Um momento marcante por mostrar um pouco da cultura do povo local foi quando o alemão que viajava conosco voltou nadando da ilha com um côco. O Roland deu-lhe uma senhora bronca: os Kuna, indígenas que têm total controle sobre o arquipélago, dependem muito deles para alimentação e artesanato. Ele disse ao alemão que se um Kuna visse aquele côco a bordo ele nunca mais poderia parar no arquipélago. Pode ter exagerado um pouco, mas catar côcos (praticamente a única coisa que existe lá) em San Blas é realmente proibido!

Ficamos o dia inteiro ali, apreciando a paisagem e a água. À tarde voltamos por uns instantes para a água, como que para nos despedirmos de toda aquela beleza. E o mais maravilhoso é o silêncio! Mesmo com mais de dez pessoas por perto, era perceptível a total ausência de sons - a água é quase parada, não faz ondas, pássaros são poucos e animais aparentemente inexistentes nas ilhas.
No fim da tarde, sentados no convés do barco olhando para as ilhas, procurávamos uma forma de descrever esse festival de palmeiras, e acreditamos ter encontrado algo: essas palmas, como que explodindo no topo das árvores, são os fogos de artifício da natureza!

Essa noite foi especial: silêncio absoluto, poucas vezes dormimos em algum lugar tão quieto.


18/05/2011 - Quarta-feira: Arquipélago de San Blas


Por sugestão do Roland, acatada pela maioria, demos primeiro uma parada numa ilhota bastante curiosa: ela tem exatamente uma palmeira crescendo nela. Bem, também não há espaço para muito mais, mas poderia haver algumas...

Fomos para a água mas acabamos não indo até a ilha (outros foram): havia muito coral na areia, e estava difícil acharmos um caminho confortável para chegar lá.

Essa foi só uma parada para ver algo interessante, e depois seguimos para o destino final: um atol em torno de uma ilha habitada pelos Kuna.
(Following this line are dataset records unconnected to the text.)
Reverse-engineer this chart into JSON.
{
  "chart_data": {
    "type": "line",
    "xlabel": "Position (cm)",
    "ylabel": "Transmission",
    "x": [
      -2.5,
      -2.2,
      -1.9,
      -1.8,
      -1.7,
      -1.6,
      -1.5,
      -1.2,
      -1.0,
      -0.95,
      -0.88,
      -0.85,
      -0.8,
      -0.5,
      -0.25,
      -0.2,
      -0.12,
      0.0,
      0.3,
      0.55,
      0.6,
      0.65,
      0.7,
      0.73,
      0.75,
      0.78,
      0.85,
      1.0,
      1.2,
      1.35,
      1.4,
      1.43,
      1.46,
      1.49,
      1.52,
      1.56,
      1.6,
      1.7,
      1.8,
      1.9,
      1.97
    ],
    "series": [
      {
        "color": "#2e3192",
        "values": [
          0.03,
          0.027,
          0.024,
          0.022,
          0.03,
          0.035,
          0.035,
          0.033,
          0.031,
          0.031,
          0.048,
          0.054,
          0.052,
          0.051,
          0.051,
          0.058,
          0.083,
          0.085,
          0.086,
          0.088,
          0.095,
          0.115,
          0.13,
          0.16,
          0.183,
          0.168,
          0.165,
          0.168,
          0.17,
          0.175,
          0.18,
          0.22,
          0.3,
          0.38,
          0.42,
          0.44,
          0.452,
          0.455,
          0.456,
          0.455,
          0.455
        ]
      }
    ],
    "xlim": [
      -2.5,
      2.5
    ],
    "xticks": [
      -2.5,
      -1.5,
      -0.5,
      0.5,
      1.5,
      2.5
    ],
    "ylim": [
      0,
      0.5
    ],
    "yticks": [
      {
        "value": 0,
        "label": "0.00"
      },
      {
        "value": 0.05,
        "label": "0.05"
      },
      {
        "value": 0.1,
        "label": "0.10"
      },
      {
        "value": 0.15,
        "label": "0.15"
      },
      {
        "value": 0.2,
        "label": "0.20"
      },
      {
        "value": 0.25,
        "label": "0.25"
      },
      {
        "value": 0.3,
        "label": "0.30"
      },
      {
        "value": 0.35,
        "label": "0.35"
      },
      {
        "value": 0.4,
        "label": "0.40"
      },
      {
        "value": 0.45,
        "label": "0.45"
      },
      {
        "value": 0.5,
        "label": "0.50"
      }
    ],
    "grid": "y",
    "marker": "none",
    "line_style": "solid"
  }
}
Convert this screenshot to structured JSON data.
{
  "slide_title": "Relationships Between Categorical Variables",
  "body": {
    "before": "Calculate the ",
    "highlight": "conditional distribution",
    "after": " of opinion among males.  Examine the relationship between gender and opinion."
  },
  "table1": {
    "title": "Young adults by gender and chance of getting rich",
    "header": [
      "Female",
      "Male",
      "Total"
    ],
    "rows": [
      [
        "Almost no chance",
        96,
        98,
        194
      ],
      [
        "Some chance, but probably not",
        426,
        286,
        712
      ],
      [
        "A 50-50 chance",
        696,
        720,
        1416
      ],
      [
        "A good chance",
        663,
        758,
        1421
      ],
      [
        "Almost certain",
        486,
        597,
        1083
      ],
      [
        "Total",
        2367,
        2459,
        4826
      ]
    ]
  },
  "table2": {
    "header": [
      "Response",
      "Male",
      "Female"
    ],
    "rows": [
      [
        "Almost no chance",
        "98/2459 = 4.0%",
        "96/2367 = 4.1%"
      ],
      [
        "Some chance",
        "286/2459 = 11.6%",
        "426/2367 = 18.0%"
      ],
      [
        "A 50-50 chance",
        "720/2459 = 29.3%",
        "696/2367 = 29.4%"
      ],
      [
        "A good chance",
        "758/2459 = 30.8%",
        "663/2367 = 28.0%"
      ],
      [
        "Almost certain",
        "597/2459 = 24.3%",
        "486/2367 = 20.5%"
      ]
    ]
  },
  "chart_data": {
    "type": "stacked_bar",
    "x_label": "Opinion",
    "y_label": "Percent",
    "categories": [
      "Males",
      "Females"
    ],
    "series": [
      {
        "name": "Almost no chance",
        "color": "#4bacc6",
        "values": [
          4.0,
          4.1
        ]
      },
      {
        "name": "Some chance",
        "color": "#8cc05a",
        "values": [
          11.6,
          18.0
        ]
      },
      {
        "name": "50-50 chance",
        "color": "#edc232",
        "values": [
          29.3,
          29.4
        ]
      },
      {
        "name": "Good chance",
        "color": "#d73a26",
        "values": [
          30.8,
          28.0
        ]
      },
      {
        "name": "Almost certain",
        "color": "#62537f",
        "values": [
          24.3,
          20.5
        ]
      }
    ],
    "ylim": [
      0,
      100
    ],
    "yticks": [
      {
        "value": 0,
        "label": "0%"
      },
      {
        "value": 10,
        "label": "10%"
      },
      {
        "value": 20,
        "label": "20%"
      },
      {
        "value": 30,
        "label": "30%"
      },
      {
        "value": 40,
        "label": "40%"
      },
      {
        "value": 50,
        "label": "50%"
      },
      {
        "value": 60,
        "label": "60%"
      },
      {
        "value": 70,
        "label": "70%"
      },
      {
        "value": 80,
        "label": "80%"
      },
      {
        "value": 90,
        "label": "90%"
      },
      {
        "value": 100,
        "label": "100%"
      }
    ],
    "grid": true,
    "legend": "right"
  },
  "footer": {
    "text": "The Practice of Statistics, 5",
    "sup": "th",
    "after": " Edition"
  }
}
Talvez por isso (acesso a bebidas e comida) havia pelo menos seis ou sete veleiros ancorados em torno de nós, e a maioria ficou para passar a noite.

Uma das atrações desse atol, que só tem uma entrada entre os recifes, é um veleiro que naufragou porque seu capitão tentou entrar no atol por onde não devia. Não deu para vê-lo, pois quando entramos na água para isso a correnteza estava muito forte para nos afastarmos o necessário do barco.

Essa proximidade também trouxe Kunas ao barco para vender seu artesanato: são principalmente pulseiras e bordados muito bem trabalhados. Em outras circunstâncias certamente teríamos comprado algo.

Foi um dia gostoso e que terminou com mais uma noite tranquila.


19/05/2011 - Quinta-feira: San Blas - Cartí - Cidade de Panamá

Nesse dia fomos acordados pelo motores do barco sendo acionados - o Roland queria zarpar realmente bem cedo. E logo depois eles foram reduzidos e desligados, e ouvimos um grande movimento no convés.

Cabeças para fora das escotilhas e ficamos sabendo que o barco estava encalhado! Aparentemente ele girou com a maré e esta baixou muito, e a quilha foi encontrar a areia e se enfiar nela.

A operação para desencalhar o barco durou uma boa hora, exigindo inclusive que as motos fossem desamarradas, porque elas estavam amarradas exatamente nos canos que são a parte superior da quilha, que foi levantada para soltar o barco.

Bem, menos mal que foi possível desencalhar sem maiores danos e tocamos para o litoral. A burocracia toda por ali é um tanto primitiva mas tem que ser respeitada: Jose levou o Roland com o barco inflável até Porvenir, onde ele fez os trâmites de imigração de todos os passageiros do barco.

As motos teriam que ser processadas na cidade de Panamá, nem em Porvenir, nem em Cartí há alfândega! Então por que não entrar simplesmente? Simples, para não ter problemas ao sair! E esse problemas acontecem, como vocês verão (ou lerão).
Encerrada essa etapa nos dirigimos a Cartí, onde as motos seriam desembarcadas. No caminho descobrimos que os outros passageiros desembarcariam a meio caminho: eles foram transferidos para um bote dos Kunas, que os levou rio acima até o ponto onde podiam tomar condução (pelo que entendemos veículos 4x4 que fazem esse transporte) até a cidade de Panamá. As motos e nós seguimos até o atracadouro de Cartí, onde elas foi tudo descarregado sem problemas, graças particularmente à maré que alinhou o barco quase perfeitamente com o pier - nada de subir ou descer com a moto, só empurrá-la para fora.
Finalizado o desembarque Roland levou o barco embora (foi ancorar a uns 100 metros da costa) e nós ficamos montando toda a bagagem que havia sido removida quando embarcamos. Para complicar um pouco o Derrick esqueceu sua câmera no barco e teve que ir até lá, felizmente ele conseguiu achá-la.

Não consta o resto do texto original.